サッカーを始めたのだって、あいつがかっこいいって言ってくれたからだし・・・。タクとけんかをしてもマユが泣くとすぐに仲直りをしていた。
オレは・・・。オレは・・・。)

「どうした?この姿なら問題ないだろう?
注意をするなら、キスはマウス・トゥ・マウス以外、認めないということ。それから、この国の王族は始めてキスをした相手と添い遂げなければいけないというところだ。」

「なっ!それじゃぁ、俺がキスをしたらこの子と結婚しなきゃなんないってこと?」

「いや。

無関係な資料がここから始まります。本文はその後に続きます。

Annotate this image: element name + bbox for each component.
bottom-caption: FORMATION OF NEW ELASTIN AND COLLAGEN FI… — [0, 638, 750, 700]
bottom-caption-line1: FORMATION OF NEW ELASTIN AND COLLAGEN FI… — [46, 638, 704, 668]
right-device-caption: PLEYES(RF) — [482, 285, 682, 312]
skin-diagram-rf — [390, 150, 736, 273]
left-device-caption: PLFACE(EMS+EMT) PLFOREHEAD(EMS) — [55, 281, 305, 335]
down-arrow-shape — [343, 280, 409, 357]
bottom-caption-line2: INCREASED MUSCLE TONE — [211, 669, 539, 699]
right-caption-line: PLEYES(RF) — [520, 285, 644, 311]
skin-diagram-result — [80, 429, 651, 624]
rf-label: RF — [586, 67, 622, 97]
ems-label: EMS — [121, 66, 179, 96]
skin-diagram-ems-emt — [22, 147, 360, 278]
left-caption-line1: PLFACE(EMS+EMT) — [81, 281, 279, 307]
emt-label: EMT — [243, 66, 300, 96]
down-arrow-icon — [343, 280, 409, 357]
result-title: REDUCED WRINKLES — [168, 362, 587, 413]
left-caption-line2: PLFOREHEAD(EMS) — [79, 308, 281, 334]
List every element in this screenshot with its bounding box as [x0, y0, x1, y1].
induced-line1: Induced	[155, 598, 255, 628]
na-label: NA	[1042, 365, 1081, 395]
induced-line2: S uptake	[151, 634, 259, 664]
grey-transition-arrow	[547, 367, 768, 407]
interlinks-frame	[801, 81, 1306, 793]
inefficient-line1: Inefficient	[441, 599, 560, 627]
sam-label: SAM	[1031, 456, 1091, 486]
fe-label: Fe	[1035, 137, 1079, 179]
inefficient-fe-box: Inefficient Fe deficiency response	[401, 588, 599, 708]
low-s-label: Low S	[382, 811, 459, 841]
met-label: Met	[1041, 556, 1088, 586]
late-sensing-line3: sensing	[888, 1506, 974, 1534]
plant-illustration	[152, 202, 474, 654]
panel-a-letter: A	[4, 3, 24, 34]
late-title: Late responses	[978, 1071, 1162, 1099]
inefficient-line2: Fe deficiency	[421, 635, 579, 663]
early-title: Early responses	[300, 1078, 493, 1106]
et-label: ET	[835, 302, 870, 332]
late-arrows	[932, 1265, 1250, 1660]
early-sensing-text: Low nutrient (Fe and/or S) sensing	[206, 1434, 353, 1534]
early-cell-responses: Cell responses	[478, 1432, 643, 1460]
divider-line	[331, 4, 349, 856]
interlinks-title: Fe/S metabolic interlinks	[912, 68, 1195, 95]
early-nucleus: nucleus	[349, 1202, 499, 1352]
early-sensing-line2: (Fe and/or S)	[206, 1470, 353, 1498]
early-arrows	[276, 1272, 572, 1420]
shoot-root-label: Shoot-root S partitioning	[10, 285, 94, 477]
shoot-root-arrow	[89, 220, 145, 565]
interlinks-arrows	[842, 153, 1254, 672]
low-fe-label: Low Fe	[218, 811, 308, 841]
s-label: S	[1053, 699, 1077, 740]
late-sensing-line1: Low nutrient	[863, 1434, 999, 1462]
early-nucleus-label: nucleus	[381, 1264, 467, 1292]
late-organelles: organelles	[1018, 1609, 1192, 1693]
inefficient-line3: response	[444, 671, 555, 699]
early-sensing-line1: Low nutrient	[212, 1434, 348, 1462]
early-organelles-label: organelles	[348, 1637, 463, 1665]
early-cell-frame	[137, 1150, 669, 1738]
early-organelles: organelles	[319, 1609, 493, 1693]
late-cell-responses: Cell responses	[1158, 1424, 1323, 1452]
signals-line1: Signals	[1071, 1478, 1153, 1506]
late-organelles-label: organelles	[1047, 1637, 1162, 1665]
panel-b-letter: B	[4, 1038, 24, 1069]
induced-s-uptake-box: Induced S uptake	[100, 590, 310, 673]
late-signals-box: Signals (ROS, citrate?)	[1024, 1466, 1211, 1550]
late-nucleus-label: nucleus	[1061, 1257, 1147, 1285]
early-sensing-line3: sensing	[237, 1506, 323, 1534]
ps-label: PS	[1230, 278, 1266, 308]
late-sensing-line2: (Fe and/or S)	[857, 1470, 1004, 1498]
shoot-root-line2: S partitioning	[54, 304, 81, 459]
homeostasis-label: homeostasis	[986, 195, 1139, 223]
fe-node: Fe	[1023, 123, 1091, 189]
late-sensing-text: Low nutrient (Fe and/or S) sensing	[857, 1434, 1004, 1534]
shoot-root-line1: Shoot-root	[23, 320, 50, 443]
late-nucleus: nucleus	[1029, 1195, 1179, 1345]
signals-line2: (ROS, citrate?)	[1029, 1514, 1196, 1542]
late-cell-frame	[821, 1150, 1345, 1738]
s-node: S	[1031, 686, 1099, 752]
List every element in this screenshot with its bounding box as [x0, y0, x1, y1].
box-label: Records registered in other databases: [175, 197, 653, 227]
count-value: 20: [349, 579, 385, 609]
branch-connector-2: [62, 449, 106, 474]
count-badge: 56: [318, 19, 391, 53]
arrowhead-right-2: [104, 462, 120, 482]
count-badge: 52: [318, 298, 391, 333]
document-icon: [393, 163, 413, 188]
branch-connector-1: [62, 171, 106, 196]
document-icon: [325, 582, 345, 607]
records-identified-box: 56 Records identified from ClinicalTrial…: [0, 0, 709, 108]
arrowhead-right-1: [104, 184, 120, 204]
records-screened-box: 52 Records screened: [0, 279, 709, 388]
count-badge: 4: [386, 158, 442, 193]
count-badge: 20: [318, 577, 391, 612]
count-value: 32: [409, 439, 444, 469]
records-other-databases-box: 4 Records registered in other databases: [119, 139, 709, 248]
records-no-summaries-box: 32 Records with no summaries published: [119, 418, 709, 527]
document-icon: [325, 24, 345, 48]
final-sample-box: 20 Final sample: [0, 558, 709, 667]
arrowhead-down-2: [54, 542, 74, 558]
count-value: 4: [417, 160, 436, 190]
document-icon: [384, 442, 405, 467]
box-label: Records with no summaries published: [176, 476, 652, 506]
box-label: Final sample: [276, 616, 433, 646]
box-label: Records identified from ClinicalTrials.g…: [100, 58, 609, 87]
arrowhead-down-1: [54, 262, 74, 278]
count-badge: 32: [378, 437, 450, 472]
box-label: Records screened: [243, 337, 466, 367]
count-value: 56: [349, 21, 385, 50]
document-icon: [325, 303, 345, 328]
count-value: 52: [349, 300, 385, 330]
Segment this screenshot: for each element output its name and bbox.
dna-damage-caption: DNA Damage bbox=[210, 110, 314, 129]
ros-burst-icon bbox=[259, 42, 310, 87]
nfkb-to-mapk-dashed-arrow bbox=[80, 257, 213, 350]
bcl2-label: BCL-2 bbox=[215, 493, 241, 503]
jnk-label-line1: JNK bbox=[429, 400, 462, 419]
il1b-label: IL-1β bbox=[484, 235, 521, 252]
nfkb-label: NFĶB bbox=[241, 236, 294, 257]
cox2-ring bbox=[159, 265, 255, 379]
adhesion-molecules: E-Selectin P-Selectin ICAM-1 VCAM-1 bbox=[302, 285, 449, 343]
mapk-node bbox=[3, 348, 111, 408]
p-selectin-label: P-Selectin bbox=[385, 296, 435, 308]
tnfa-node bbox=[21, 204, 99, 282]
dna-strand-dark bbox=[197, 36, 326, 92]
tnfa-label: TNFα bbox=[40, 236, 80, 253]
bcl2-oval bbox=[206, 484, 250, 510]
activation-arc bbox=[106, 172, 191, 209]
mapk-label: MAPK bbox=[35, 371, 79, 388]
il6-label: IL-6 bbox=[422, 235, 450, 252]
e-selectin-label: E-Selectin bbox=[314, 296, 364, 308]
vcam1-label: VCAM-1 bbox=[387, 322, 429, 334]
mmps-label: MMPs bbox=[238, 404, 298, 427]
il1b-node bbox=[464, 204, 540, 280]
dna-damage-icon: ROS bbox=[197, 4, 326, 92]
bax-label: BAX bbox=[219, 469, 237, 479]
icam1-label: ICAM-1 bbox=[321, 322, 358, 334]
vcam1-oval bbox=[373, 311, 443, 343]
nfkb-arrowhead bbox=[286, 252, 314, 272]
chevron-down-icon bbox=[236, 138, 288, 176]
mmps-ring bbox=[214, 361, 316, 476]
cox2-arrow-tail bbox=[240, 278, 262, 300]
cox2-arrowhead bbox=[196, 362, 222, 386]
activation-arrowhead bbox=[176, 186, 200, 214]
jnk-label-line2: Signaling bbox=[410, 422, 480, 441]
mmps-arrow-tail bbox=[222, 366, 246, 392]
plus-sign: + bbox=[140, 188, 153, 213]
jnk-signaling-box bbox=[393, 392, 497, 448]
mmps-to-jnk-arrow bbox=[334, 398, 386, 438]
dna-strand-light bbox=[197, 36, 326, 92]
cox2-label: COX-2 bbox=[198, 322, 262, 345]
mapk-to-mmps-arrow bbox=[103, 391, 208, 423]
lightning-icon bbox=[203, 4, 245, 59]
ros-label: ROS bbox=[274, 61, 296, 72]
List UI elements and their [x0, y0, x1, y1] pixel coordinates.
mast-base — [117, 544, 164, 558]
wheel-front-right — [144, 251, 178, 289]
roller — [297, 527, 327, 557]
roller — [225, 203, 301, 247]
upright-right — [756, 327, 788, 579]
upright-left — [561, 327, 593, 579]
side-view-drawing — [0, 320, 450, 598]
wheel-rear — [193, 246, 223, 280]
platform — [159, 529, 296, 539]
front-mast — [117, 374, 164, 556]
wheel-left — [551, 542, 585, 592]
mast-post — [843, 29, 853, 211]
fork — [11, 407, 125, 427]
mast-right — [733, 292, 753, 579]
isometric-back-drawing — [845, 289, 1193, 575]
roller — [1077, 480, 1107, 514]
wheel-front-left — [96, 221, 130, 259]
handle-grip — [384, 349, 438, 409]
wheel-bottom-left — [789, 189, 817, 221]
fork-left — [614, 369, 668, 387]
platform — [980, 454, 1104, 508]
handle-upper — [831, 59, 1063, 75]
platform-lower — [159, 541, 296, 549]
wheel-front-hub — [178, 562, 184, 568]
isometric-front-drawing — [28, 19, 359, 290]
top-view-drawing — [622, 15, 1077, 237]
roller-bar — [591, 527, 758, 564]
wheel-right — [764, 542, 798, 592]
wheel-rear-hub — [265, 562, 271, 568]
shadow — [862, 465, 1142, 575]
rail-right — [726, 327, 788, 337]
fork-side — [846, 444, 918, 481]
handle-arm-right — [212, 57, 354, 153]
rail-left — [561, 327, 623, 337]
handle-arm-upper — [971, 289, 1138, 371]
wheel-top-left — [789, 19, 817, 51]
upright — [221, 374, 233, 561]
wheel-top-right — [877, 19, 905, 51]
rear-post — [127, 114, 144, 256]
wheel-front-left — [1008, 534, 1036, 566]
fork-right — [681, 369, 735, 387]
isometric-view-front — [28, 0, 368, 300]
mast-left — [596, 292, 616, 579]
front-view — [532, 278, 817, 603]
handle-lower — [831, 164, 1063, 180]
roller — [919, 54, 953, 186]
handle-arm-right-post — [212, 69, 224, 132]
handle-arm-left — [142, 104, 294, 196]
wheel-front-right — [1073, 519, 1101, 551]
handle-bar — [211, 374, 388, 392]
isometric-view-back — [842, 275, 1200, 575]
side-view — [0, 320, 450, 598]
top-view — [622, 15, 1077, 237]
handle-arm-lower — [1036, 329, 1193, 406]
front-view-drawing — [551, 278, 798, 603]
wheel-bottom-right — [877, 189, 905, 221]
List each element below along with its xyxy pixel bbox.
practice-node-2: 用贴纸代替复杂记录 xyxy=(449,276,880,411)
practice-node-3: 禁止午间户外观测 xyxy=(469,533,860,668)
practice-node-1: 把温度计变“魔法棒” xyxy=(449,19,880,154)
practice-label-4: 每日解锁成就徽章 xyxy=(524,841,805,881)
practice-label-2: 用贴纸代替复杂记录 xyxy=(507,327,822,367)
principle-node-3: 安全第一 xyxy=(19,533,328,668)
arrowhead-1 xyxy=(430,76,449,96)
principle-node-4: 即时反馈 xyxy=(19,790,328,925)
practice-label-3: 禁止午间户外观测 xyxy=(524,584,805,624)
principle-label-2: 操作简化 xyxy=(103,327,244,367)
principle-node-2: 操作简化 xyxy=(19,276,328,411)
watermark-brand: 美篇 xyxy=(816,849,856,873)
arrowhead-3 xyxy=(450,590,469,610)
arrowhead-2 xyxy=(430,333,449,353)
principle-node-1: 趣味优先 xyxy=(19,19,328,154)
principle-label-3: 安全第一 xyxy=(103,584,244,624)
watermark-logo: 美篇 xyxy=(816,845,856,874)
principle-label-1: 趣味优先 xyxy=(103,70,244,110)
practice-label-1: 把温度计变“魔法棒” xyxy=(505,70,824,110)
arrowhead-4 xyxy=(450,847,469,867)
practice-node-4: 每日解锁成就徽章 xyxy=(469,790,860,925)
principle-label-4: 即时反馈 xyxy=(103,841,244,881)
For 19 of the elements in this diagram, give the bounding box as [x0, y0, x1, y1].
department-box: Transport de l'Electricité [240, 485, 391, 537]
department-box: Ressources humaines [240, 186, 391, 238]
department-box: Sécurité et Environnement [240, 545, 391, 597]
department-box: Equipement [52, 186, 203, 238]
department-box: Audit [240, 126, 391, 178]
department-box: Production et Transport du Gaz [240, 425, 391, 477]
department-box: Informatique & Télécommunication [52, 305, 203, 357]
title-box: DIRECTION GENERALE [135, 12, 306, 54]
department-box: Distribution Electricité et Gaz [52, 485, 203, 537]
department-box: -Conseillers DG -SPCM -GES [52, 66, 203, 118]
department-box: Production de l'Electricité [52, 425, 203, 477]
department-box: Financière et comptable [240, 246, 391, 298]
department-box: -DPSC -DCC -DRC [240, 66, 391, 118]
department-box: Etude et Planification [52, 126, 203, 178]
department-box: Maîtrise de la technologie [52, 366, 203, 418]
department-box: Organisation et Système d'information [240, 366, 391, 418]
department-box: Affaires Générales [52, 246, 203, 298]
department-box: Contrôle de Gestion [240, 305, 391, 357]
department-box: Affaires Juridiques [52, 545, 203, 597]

君が望むなら君は元の世界に戻そう。」

「そしたら、お姫様は?」

「伴侶を探すことも、結婚をすることもできないな。」

誠二は怒りが湧き上がってくるのを感じた。

「この子はそんなこと知らないんだろ!!!」

「いや。知っているよ。」

誠二の怒りが、すとんと落ちた。

「知ってる?!」

「今回の騒ぎの首謀者はそこに寝ている子だよ。この子はたまたま見かけた君が好きになり、こんな騒ぎを引き起こしたんだ。」

それを聞くと、誠二はとたんにおかしくなってきた。そして、この子が可愛いなと思えてきた。
誠二はゆっくりと姫の額に両手を置いた。

「ギブアーップ。オレはこの子にキスできません」

そして笑顔になって聞いた。

「この子の本当の顔が見たいな。どんな顔をしてるの?」

「わかった。起きなさい、ユンスウ。姿も元に戻そう。」

わずかな沈黙の後、再び魔法使いの声がした。

「では誠二。後はそこに寝ている子から説明を聞いてくれ。また後で会おう。」

魔法使いの声が消えると、ベッドの上の人物の姿も変わっていた。身長が低くなり、顔が更に幼くなった。
ベッドの上の子供がゆっくりと目を開けると、誠二は微笑んだ。